Liberals have always been known by different names as they responded to new political and social circumstances.
Hayek published the bestselling Road to Serfdom in 1944. “It is necessary,” he wrote in an impassioned introduction, “to state the unpalatable truth that it is Germany whose fate we are in some danger of repeating.” On this view, liberal socialism was a contradiction in terms. The role of government was not to be kind or generous but to protect the freedom of the individual. Western civilization was “an individualist civilisation.” True liberal principles derived from the ideas of English individualism. Liberal socialism, on the other hand, was a German import, stemming from the ideas of Bismarck’s advisors, and was a danger to Western civilization. It would invariably lead to “serfdom” and “totalitarianism,” a relatively new word at the time.
Despite such efforts, only two years later Hoover acknowledged defeat. With discernible bitterness, he conceded: “We do not use the word ‘liberal.’ The word has been polluted. . . . Liberalism was founded to further more liberty for men, not less freedom. Therefore, it was militant against the expansion of bureaucracy, against socialism and all of its ilk.” Similarly, in a 1948 speech titled “What Is a Liberal?,” Republican Senator Robert Taft complained that a word “which used to be a sound Anglo-Saxon word with a clear meaning, has lost all significance.” Contrary to the administration’s use, “the word ‘liberal’ in the political sense certainly does not connote ‘generous.’” The “basic meaning” remained pure and simple: “someone in favor of freedom.” Hayek eventually gave up on the word too. In 1950, he moved to the University of Chicago, where he accepted a position as professor in the Committee on Social Thought. There he inspired, among others, the U.S. economist Milton Friedman and eventually became a favorite of those we now call libertarians. To this day, many of his followers claim that they are the true—“classical” or “orthodox”—liberals, and Hayek himself has adopted at various points the label of a “consistent liberal,” a “neoliberal,” or a “radical.”
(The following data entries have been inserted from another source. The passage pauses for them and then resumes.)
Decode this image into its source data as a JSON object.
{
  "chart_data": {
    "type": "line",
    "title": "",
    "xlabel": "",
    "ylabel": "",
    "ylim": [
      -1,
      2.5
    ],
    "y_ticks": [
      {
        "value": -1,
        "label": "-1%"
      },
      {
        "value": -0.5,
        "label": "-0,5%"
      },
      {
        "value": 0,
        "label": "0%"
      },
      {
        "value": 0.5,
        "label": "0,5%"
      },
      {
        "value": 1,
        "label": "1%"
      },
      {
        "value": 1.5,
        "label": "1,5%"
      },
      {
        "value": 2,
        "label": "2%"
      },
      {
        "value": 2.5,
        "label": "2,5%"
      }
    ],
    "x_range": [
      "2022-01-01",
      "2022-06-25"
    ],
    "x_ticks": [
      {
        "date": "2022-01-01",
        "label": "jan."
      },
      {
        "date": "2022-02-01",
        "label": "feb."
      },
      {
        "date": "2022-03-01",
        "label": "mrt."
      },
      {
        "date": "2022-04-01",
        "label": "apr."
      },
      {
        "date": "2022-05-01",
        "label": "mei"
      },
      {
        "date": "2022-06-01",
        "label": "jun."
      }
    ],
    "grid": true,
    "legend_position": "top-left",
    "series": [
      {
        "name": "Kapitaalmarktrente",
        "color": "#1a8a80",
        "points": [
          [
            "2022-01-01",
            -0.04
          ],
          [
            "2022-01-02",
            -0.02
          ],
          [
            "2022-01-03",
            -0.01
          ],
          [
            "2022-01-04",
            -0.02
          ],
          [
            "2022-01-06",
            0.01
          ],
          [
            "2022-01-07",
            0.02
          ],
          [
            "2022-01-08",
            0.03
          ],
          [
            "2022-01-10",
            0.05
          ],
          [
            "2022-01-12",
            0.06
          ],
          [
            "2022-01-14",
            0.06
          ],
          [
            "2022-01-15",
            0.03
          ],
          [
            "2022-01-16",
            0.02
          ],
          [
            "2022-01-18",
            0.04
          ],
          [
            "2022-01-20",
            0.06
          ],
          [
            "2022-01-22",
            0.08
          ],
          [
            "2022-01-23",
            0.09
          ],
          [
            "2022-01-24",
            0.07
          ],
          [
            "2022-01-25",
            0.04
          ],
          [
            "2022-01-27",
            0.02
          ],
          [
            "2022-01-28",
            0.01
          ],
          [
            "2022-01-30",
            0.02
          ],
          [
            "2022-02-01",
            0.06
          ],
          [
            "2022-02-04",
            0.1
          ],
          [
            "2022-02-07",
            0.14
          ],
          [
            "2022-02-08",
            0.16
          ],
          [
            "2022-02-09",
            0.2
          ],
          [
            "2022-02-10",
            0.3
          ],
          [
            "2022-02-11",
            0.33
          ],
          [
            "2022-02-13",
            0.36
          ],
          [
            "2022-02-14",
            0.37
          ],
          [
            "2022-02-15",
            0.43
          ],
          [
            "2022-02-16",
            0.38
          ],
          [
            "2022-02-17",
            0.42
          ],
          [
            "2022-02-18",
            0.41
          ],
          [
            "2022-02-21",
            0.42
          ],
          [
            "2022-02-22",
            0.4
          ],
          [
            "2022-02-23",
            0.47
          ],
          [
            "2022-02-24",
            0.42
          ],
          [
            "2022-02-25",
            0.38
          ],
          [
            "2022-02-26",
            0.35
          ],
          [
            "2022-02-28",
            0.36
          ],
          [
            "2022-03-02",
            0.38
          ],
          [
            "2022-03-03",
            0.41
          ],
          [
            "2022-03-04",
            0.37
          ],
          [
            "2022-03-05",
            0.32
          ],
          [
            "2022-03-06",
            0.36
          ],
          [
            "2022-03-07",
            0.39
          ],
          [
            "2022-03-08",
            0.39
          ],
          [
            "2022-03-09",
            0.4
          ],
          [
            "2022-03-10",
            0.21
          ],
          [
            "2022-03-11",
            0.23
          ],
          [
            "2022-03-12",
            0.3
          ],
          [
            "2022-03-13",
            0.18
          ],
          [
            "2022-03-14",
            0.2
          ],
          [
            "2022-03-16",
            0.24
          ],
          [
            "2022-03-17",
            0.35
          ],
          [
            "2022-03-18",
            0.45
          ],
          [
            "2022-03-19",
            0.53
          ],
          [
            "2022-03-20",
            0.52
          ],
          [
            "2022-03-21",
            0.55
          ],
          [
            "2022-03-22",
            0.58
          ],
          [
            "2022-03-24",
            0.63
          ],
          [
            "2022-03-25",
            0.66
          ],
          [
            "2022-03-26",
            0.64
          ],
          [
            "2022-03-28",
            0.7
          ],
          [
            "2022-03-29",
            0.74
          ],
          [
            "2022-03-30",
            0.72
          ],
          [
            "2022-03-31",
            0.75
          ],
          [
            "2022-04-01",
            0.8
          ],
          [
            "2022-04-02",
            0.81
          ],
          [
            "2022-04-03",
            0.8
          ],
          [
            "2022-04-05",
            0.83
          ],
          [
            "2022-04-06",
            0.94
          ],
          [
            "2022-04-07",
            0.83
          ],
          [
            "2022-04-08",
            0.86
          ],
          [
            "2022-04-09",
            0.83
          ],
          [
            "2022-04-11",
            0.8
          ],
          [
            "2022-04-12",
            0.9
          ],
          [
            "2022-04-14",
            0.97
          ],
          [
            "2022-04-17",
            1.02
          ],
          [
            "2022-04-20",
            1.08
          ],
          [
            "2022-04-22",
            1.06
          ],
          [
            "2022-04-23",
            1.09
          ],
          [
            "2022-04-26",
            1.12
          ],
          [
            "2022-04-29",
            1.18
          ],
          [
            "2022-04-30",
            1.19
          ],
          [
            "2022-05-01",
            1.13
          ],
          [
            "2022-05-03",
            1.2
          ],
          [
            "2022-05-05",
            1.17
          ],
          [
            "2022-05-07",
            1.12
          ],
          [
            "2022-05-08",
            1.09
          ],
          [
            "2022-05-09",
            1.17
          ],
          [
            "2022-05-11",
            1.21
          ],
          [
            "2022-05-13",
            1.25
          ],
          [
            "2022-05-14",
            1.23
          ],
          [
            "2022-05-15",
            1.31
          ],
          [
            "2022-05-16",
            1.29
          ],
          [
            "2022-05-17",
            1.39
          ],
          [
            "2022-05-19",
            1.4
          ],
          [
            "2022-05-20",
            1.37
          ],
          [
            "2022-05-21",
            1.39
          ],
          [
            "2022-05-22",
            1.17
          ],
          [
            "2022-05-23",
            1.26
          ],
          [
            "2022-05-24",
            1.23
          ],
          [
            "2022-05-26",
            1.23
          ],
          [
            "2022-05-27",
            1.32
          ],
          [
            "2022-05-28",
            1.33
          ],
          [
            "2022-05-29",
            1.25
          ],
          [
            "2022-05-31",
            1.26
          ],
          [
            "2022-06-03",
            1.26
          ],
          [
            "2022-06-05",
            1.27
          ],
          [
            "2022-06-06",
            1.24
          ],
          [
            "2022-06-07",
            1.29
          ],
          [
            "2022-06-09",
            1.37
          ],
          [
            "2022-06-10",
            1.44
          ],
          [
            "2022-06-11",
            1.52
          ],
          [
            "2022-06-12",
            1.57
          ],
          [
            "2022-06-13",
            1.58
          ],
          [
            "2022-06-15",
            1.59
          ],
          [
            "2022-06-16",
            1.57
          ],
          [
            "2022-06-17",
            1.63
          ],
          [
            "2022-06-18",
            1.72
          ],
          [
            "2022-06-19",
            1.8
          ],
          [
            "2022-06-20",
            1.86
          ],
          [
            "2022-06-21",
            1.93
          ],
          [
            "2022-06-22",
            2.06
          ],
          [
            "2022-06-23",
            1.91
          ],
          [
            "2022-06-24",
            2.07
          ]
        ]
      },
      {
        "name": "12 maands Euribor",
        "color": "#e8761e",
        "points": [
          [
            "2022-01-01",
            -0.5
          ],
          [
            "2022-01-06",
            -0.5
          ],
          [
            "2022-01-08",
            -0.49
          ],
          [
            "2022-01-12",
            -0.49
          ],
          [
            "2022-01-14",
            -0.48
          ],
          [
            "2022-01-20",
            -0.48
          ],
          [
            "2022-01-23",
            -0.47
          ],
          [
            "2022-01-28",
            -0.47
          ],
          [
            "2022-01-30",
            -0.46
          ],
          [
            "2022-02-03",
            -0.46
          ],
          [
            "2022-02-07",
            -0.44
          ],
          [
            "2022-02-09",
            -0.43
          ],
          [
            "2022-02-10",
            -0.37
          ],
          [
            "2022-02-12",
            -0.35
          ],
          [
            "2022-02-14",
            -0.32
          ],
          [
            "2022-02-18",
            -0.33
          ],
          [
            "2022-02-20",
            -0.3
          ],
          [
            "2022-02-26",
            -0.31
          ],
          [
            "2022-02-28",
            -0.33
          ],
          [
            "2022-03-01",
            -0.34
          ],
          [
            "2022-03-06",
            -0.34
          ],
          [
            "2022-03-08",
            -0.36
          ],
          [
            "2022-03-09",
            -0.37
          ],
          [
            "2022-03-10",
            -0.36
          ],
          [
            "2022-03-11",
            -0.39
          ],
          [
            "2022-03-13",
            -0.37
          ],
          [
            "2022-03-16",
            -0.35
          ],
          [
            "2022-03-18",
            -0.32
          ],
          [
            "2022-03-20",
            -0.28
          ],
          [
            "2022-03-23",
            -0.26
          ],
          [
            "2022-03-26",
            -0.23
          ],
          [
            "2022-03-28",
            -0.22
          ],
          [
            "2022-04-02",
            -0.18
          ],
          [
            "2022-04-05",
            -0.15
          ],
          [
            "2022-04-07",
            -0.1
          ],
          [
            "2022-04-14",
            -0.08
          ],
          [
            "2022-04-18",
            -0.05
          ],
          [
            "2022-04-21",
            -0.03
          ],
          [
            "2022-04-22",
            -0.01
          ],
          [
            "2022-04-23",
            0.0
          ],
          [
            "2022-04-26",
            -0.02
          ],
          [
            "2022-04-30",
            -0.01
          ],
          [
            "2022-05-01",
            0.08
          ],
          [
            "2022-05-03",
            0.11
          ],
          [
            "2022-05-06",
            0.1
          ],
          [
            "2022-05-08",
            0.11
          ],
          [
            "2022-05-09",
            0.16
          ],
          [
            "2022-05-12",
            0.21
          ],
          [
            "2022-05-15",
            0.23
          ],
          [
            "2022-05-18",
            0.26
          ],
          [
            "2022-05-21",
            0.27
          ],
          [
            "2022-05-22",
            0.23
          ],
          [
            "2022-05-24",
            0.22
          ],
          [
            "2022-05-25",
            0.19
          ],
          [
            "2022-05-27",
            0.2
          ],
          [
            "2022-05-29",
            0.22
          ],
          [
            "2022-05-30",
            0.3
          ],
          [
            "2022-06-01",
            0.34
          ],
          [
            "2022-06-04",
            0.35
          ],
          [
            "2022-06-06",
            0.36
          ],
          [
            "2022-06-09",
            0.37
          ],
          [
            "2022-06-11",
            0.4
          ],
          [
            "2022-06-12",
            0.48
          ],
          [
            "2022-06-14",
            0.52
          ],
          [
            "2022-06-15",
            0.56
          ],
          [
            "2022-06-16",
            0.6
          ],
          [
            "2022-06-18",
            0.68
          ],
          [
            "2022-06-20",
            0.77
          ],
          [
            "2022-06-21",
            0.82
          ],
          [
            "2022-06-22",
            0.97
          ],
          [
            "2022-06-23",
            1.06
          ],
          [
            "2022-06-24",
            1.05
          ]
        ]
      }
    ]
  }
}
By mid-century, both versions of liberalism—Dewey’s as well as Hayek’s—had, for better or worse, become “the American creed.” As Lionel Trilling remarked in the preface to The Liberal Imagination (1950), liberalism in the United States had become “not only the dominant but even the sole intellectual tradition.”
From the beginning, liberalism was a highly contentious concept. As they do today, its critics claimed that it destroyed religion, the family, and the community: it was morally lax and hedonistic. Defenders were just as emphatic; to them it stood for freedom, equality, and the public good. But liberals often disagreed about how to translate these principles into practice. How broad should the franchise be? Which freedoms should be guaranteed? And what should the role of government be in the economy?
The predicament faced by today’s Democrats is therefore not a new one. History tells us that liberals have always been known by different names as they responded to new political and social circumstances. Some have called themselves “progressive,” while others have preferred “socialist.” The boundaries between these terms have been porous, their meanings changeable. If there is a moral to be drawn from this history, it is that even where they argued over the meaning of “true liberalism,” liberals were strongest when they found common ground—especially in the face of authoritarian rulers and demagogues. The 2018 U.S. midterm elections will put that pattern to the test once again.